There may be some influence on delivery of novel procedures due to resource restrictions and physician remuneration based on provincial fee schedules. For example, in eastern Canada and a few academic centres in Ontario, physicians are on a full salary and are not limited by the lack of a specific procedure code in offering these novel treatment options. However, in western Canada (British Columbia and Alberta) there is no specific fee code for in office laser treatment. Laryngeal augmentation and botox injection however have has a code in the schedule in most provinces. In Ontario and Quebec, a specific business case was submitted to the provincial health organization which approved in office laser laryngeal procedures. It is important to take into consideration safety requirements may vary between institutions as well. The survey did not have specific questions regarding differences in institutional restrictions or provincial remuneration.

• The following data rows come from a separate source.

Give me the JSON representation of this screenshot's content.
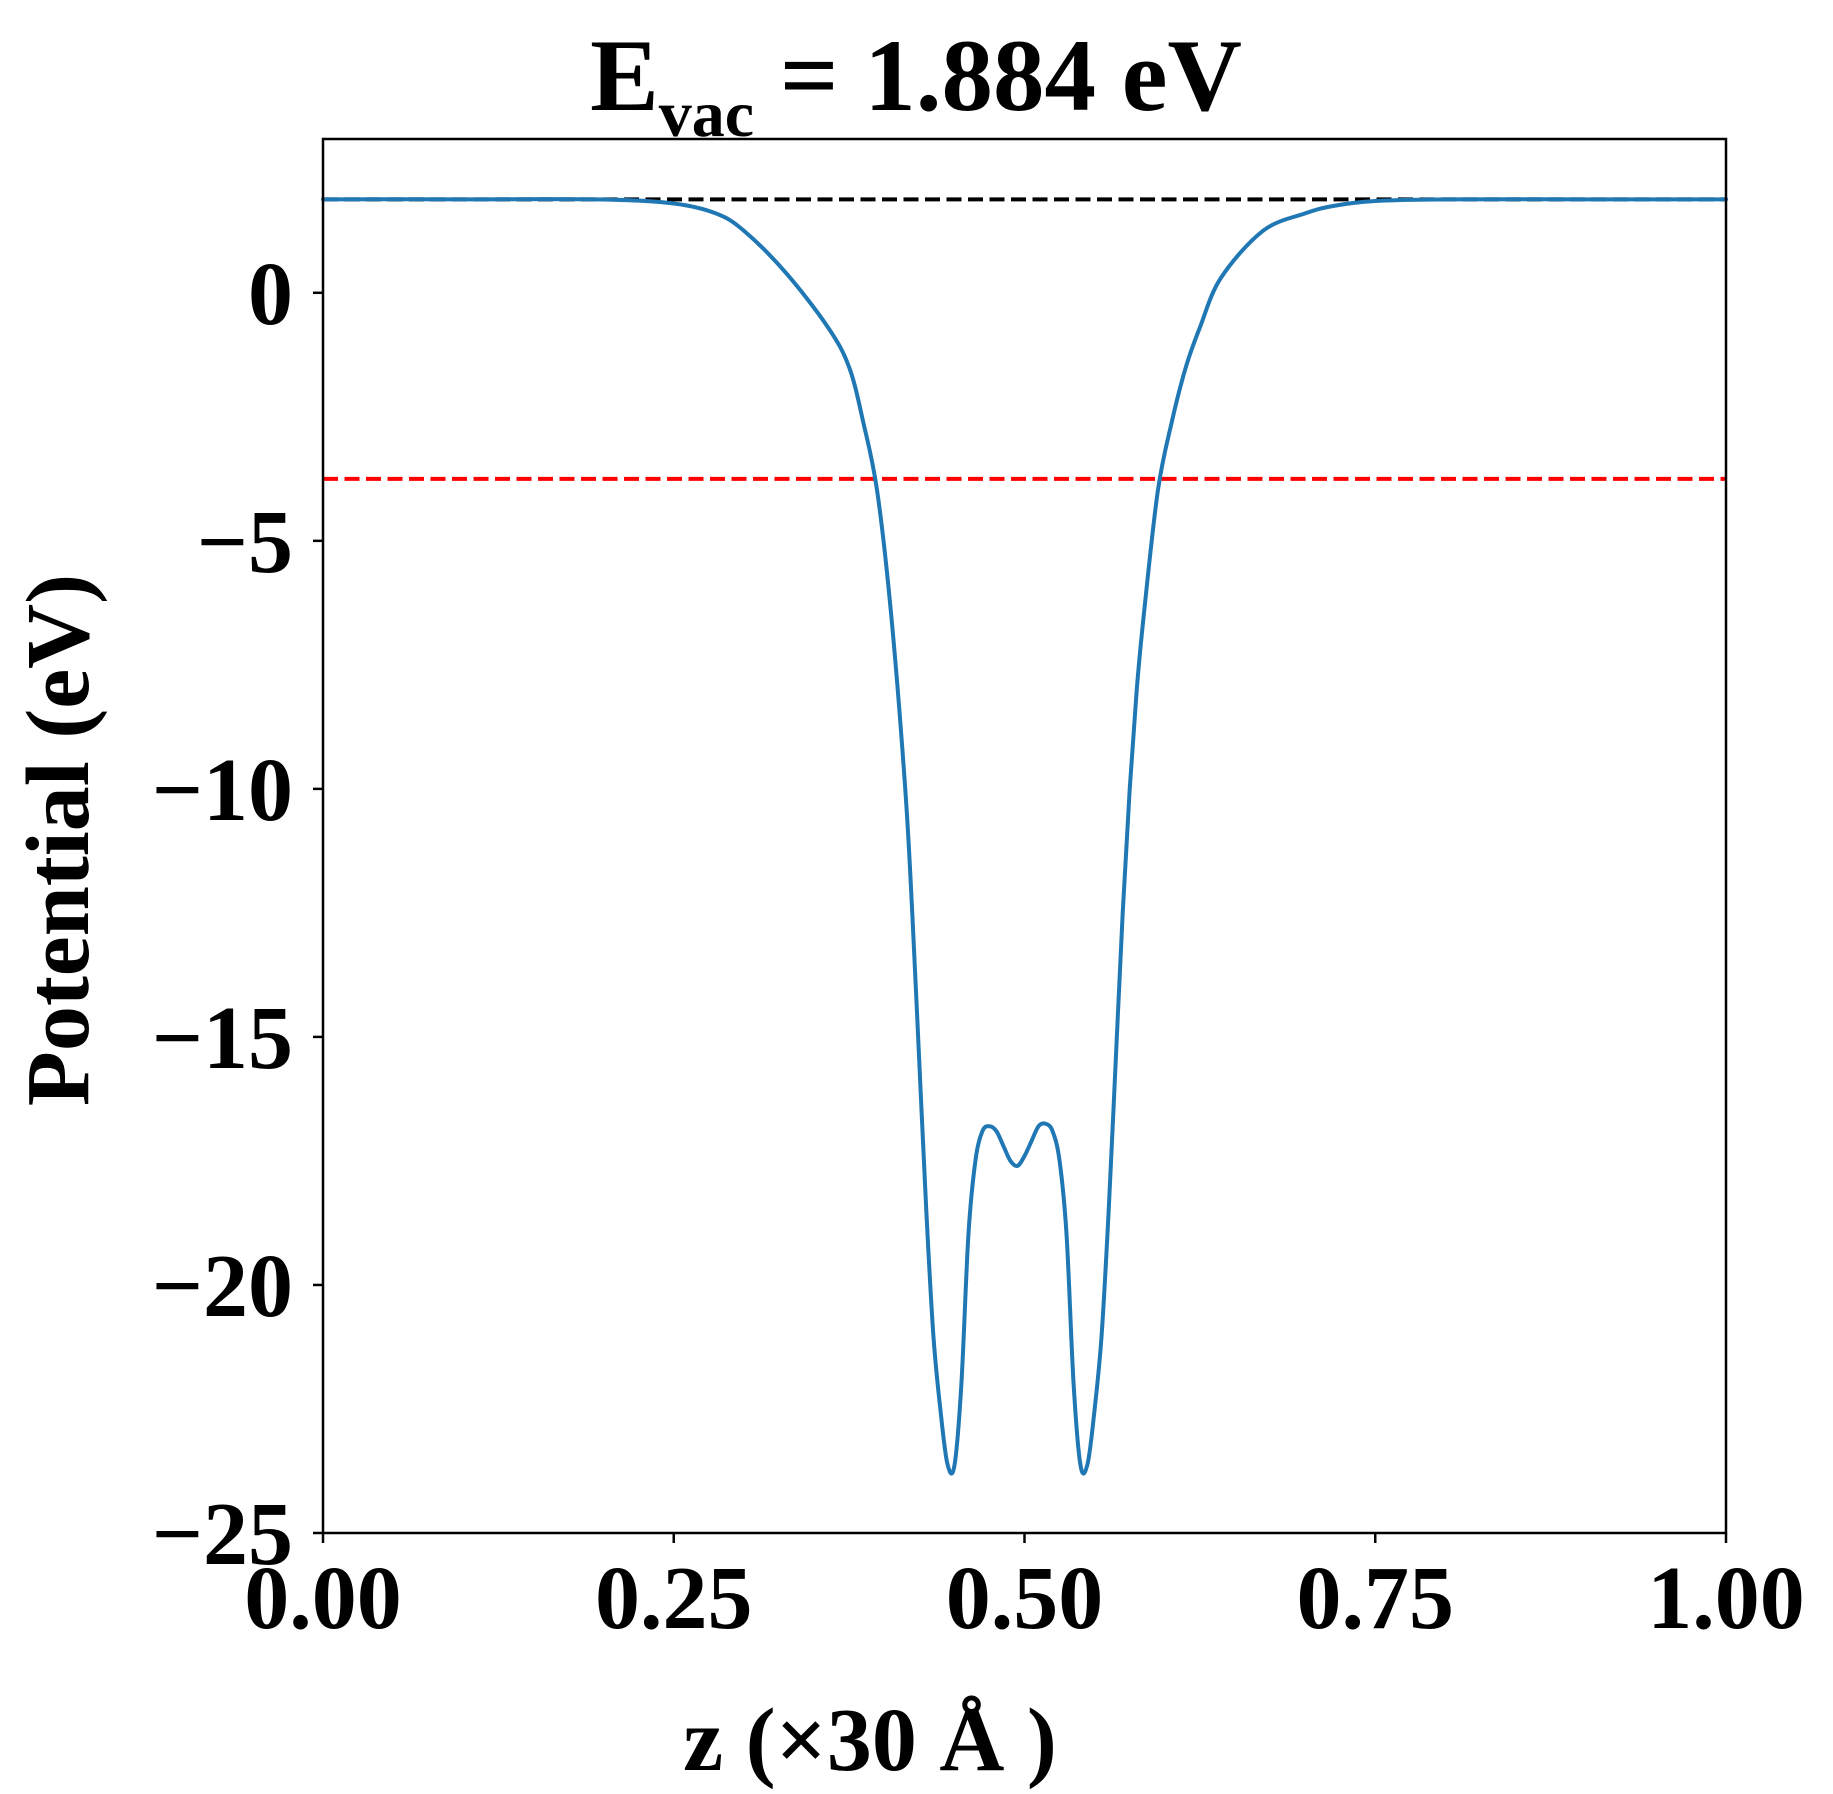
{
  "chart_data": {
    "type": "line",
    "title": {
      "prefix": "E",
      "subscript": "vac",
      "suffix": " = 1.884 eV"
    },
    "xlabel": "z (×30 Å )",
    "ylabel": "Potential (eV)",
    "xlim": [
      0.0,
      1.0
    ],
    "ylim": [
      -25.0,
      3.1
    ],
    "x_ticks": [
      0.0,
      0.25,
      0.5,
      0.75,
      1.0
    ],
    "x_tick_labels": [
      "0.00",
      "0.25",
      "0.50",
      "0.75",
      "1.00"
    ],
    "y_ticks": [
      0,
      -5,
      -10,
      -15,
      -20,
      -25
    ],
    "y_tick_labels": [
      "0",
      "−5",
      "−10",
      "−15",
      "−20",
      "−25"
    ],
    "grid": false,
    "legend": "none",
    "reference_lines": [
      {
        "y": 1.884,
        "style": "dashed",
        "color": "#000000"
      },
      {
        "y": -3.75,
        "style": "dashed",
        "color": "#ff0000"
      }
    ],
    "series": [
      {
        "color": "#1f77b4",
        "x": [
          0.0,
          0.1,
          0.2,
          0.25,
          0.28,
          0.3,
          0.33,
          0.36,
          0.375,
          0.385,
          0.395,
          0.405,
          0.415,
          0.42,
          0.425,
          0.43,
          0.435,
          0.44,
          0.445,
          0.45,
          0.455,
          0.46,
          0.465,
          0.47,
          0.475,
          0.48,
          0.485,
          0.49,
          0.495,
          0.5,
          0.505,
          0.51,
          0.515,
          0.52,
          0.525,
          0.53,
          0.535,
          0.54,
          0.545,
          0.55,
          0.555,
          0.56,
          0.565,
          0.57,
          0.575,
          0.58,
          0.585,
          0.595,
          0.605,
          0.615,
          0.625,
          0.64,
          0.67,
          0.7,
          0.72,
          0.75,
          0.8,
          0.9,
          1.0
        ],
        "y": [
          1.884,
          1.884,
          1.88,
          1.8,
          1.6,
          1.25,
          0.4,
          -0.7,
          -1.5,
          -2.6,
          -4.0,
          -6.5,
          -10.0,
          -12.5,
          -15.5,
          -18.5,
          -21.0,
          -22.5,
          -23.6,
          -23.65,
          -22.0,
          -19.0,
          -17.5,
          -16.9,
          -16.8,
          -16.9,
          -17.2,
          -17.5,
          -17.6,
          -17.4,
          -17.1,
          -16.8,
          -16.75,
          -16.9,
          -17.5,
          -19.0,
          -22.0,
          -23.65,
          -23.6,
          -22.5,
          -21.0,
          -18.5,
          -15.5,
          -12.5,
          -10.0,
          -8.0,
          -6.5,
          -4.0,
          -2.6,
          -1.5,
          -0.7,
          0.3,
          1.25,
          1.6,
          1.75,
          1.85,
          1.884,
          1.884,
          1.884
        ]
      }
    ]
  }
}
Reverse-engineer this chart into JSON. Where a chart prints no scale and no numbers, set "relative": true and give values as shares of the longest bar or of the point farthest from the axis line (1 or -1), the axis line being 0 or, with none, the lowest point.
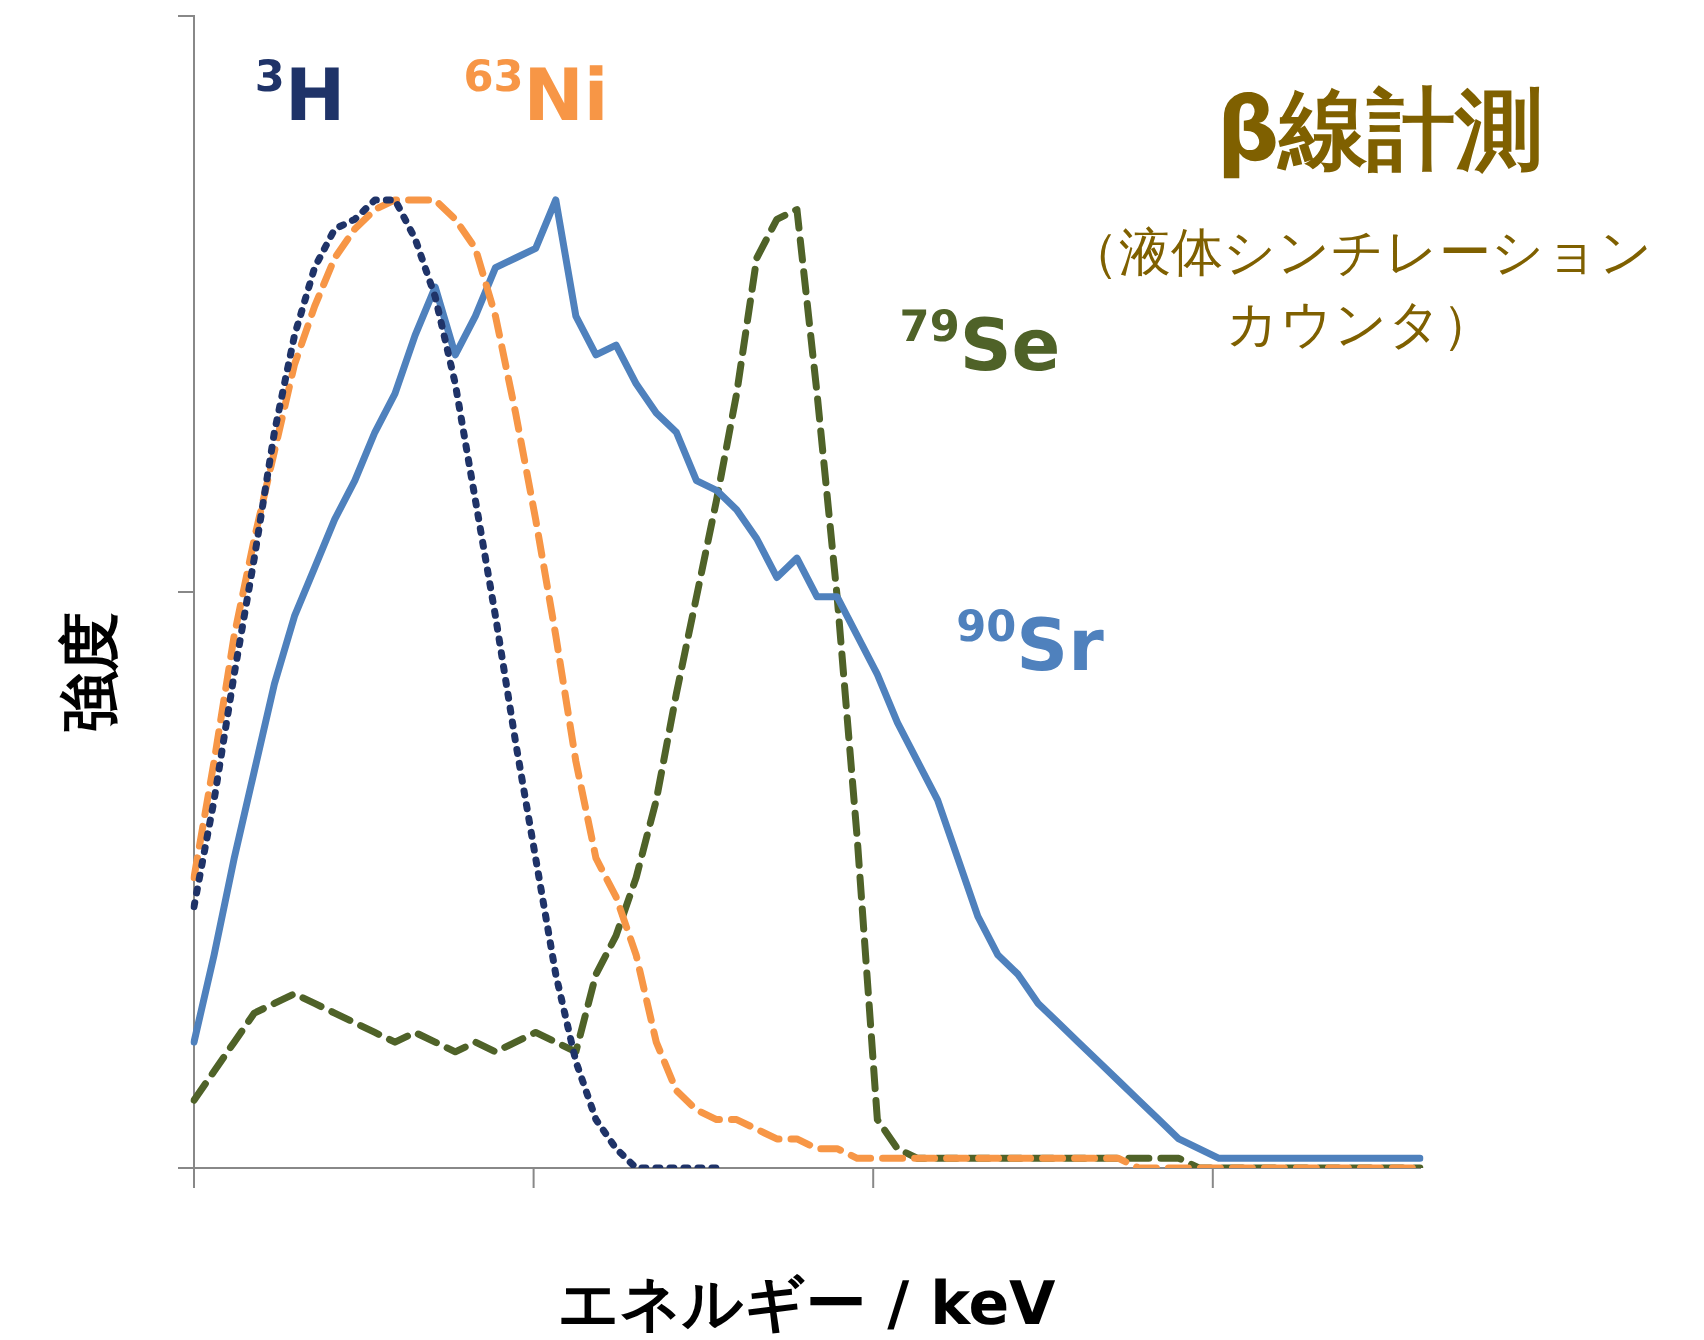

Another limitation of this study is the relative risks of the various types of IOLP. For example. A 30 min endoscopic laser treatment for extensive RRP likely does not have the same degree of risk as a unilateral injection for spasmodic dysphonia (usually less than 5 min) which may therefore influence exclusion criteria or the need for cessation of anticoagulants prior to procedures. However, all the IOLP listed in our survey require manipulation of the upper airway in an awake patient and safety measure such as access to emergency equipment, training of assistants, and standardized reporting of adverse events are recommended.

Conclusion

IOLPs are increasingly practiced in the laryngology field in the Canada. Our survey demonstrates that practices in terms of safety and procedural care remain variable. Practice enhancement strategies should focus on providing more structured guidelines to regulate IOLP and promote patient safety.